The military event I admire the most.
The Battle of Agincourt
The reform I admire the most.
the one that hasn’t happened yet: when every single human is granted exactly the same rights, honor and dignity
The natural talent I'd like to be gifted with
How I wish to die.
What is your present state of mind.
Faults for which I have the most indulgence.
My motto.
“There is No New”

Thursday, August 19, 2010

a little garden

I’ve finally returned to my marriage, my home and my life in Chicago. My studio is set and I look ahead to a productive fall. I have never perceived autumn as a harbinger of death, cold and decay. It is a new season of anticipation and hope, just as the start of every school year was.

Gardens and their many metaphors are a present topic on some of the blogs I follow. With all of the Midwest’s horticultural bounty so readily available, how could they not? I bought these zinnias at the farmer’s market yesterday and while walking home I reflected on my childhood garden.

Apparently I showed some interest in my mother’s roses, and when I was 10, she designated a small area that I could cultivate. The first year I planted rows of seed according to the flower's established height. (My varietal preference would develop in time.)  Entirely responsible for the care, watering and weeding, I was delighted in July and August when my labors yielded beautiful flowers. I had learned patience, responsibility and planning. Things I forgot for a long time.

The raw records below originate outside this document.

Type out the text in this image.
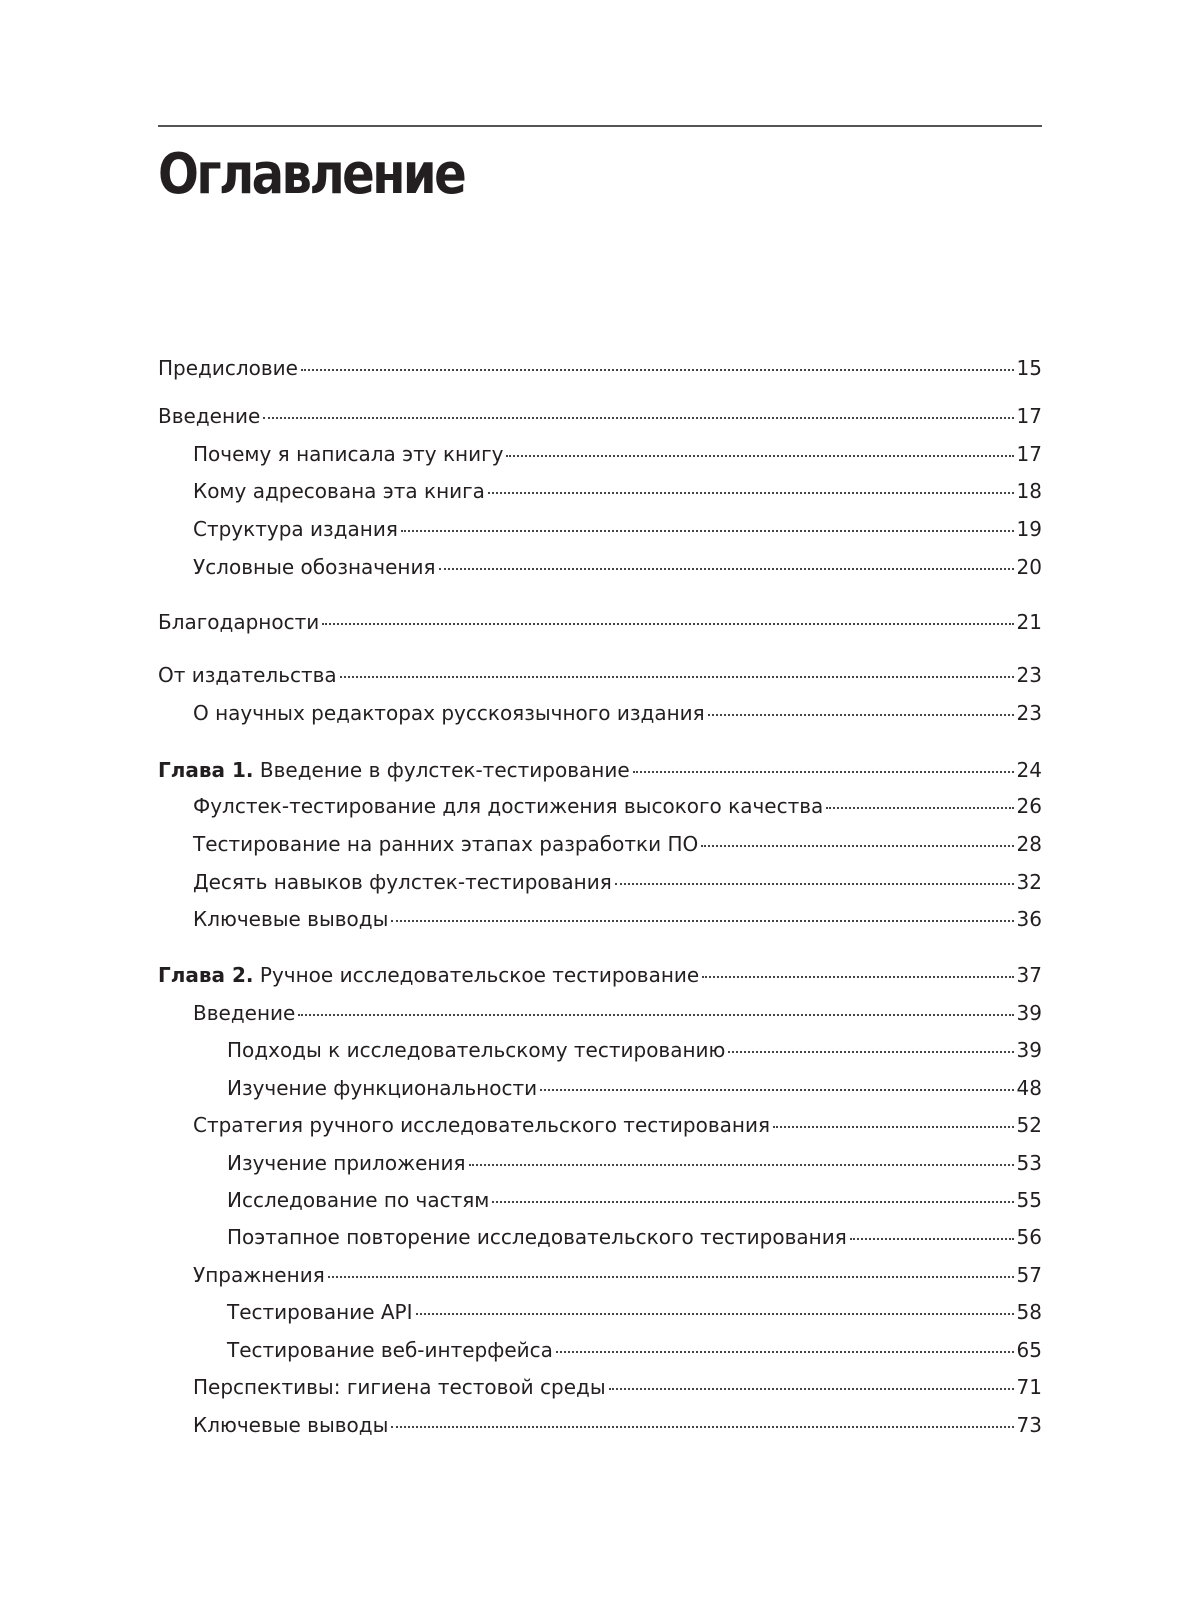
Оглавление
Предисловие	15
Введение	17
Почему я написала эту книгу	17
Кому адресована эта книга	18
Структура издания	19
Условные обозначения	20
Благодарности	21
От издательства	23
О научных редакторах русскоязычного издания	23
Глава 1. Введение в фулстек-тестирование	24
Фулстек-тестирование для достижения высокого качества	26
Тестирование на ранних этапах разработки ПО	28
Десять навыков фулстек-тестирования	32
Ключевые выводы	36
Глава 2. Ручное исследовательское тестирование	37
Введение	39
Подходы к исследовательскому тестированию	39
Изучение функциональности	48
Стратегия ручного исследовательского тестирования	52
Изучение приложения	53
Исследование по частям	55
Поэтапное повторение исследовательского тестирования	56
Упражнения	57
Тестирование API	58
Тестирование веб-интерфейса	65
Перспективы: гигиена тестовой среды	71
Ключевые выводы	73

One can draw analogies between the garden and so many areas of life: love, friendship, care and responsibility. Plants that are forced and controlled can become unnatural, dependant and stunted. They lack the characteristics that gave them their initial beauty and hardiness. Similarly, the garden left untended falls prey to recalcitrant weeds and invasive pests. It may wither or go to seed. As in life, the balance between neglect and cultivation is delicate.

Though an avowed Francophile, I am uncomfortable in their highly manicured gardens. I much prefer the English garden where plants are selected for their peculiar attributes and then tended so they grow according to their own design, not the gardener’s. But of course, these are lessons learned, forgotten and learned again.